80. "Type of" means a specific subcategory of the following that is provided, enumerated, or utilized by a health care institution:
a. An employee or contracted worker;
b. An accounting concept, such as asset, liability, or revenue;
c. A non-covered ancillary charge;
d. A payer source;
e. A charge source;
f. A medical condition; or
g. A service.
81. "Type of bed" means a category of available bed that specifies the services provided to an individual occupying the available bed.
82. "Unit" means an area within a health care institution that is designated by the health care institution to provide a specific type of service.
83. "Unit of service" means a procedure, service, commodity, or other item or group of items provided to a patient or resident for which a health care institution bills a payer source a specific amount.
84. "Written notice" means a document that is provided:
a. In person,
b. By delivery service,
c. By facsimile transmission,
d. By electronic mail, or
e. By mail.

Ariz. Admin.

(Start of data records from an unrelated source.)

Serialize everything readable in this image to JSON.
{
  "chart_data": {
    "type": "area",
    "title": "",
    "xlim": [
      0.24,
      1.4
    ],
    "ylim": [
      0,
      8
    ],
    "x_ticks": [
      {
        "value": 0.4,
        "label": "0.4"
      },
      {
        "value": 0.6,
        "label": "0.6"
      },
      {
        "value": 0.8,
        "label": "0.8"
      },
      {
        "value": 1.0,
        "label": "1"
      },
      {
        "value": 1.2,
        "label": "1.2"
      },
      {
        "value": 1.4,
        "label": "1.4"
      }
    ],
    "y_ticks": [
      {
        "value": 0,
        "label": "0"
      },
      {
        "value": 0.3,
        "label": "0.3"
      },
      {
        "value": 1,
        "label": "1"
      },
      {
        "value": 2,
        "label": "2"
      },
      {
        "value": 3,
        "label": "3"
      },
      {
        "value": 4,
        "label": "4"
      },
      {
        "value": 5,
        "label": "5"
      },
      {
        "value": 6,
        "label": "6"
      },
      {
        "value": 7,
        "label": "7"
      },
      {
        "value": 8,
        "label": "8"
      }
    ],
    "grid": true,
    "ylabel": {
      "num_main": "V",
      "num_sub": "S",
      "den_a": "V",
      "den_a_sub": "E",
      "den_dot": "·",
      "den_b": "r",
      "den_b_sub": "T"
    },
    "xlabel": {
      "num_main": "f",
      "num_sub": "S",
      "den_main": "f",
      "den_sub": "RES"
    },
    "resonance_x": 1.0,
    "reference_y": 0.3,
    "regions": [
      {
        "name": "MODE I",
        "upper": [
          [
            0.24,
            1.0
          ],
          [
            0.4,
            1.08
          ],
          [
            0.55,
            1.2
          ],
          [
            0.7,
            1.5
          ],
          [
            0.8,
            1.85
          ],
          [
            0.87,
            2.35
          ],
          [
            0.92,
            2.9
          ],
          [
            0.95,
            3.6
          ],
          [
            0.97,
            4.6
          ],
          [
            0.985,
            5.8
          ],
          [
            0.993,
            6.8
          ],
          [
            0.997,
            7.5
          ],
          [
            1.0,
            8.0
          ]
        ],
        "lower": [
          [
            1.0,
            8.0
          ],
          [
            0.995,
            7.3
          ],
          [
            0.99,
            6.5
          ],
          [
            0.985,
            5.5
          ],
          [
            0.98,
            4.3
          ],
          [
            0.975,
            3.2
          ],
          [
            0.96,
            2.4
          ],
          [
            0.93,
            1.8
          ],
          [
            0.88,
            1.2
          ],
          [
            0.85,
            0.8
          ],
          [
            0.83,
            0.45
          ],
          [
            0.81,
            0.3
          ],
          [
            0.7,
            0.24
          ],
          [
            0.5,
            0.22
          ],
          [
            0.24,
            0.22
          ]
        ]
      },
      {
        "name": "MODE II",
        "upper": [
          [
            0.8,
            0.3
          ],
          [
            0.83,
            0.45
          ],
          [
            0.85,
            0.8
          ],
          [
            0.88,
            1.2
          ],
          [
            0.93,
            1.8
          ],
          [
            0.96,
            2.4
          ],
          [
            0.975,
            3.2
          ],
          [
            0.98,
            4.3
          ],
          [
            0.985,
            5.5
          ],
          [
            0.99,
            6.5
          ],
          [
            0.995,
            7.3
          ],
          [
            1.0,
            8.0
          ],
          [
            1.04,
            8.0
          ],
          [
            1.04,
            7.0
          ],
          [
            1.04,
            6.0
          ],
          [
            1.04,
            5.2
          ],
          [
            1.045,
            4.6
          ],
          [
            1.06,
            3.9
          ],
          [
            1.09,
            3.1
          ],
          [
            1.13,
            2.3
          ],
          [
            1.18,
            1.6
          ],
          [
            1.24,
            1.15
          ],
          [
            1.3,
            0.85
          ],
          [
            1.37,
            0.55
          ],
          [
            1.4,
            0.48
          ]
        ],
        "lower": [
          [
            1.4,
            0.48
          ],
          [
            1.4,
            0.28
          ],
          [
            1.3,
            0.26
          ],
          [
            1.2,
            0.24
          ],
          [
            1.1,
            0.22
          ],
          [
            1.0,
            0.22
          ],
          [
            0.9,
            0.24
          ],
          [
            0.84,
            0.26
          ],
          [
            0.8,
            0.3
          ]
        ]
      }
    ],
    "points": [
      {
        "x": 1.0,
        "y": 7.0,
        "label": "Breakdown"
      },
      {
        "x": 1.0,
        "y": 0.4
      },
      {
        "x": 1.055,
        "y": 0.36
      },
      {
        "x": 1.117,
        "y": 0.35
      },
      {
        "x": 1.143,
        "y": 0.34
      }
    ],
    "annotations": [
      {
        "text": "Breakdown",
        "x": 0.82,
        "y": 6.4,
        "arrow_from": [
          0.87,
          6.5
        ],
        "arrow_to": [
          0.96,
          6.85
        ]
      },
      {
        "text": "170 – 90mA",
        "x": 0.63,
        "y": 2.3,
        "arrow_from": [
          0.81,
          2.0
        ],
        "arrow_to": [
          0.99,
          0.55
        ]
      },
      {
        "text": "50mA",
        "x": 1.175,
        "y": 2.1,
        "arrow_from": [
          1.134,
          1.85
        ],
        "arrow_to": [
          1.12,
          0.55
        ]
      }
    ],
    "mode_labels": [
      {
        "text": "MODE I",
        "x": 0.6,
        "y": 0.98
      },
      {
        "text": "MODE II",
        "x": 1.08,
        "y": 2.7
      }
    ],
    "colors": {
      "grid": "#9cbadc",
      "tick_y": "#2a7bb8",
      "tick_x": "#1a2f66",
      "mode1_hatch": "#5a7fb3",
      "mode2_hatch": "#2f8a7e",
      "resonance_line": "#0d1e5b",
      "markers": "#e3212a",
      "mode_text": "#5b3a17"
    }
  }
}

Code § R9-11-101

Section repealed, new Section adopted effective June 25, 1993, through an exemption from A.R.S. Title 41, Chapter 6 pursuant to Laws 1992, Ch. 197, §2; received in the Office of the Secretary of State June 10, 1993 (Supp. 93-2). Amended by final rulemaking at 13 A.A.R. 3648, effective December 1, 2007 (Supp. 07-4). Amended by final rulemaking at 28 A.A.R. 1481, effective 11/7/2022.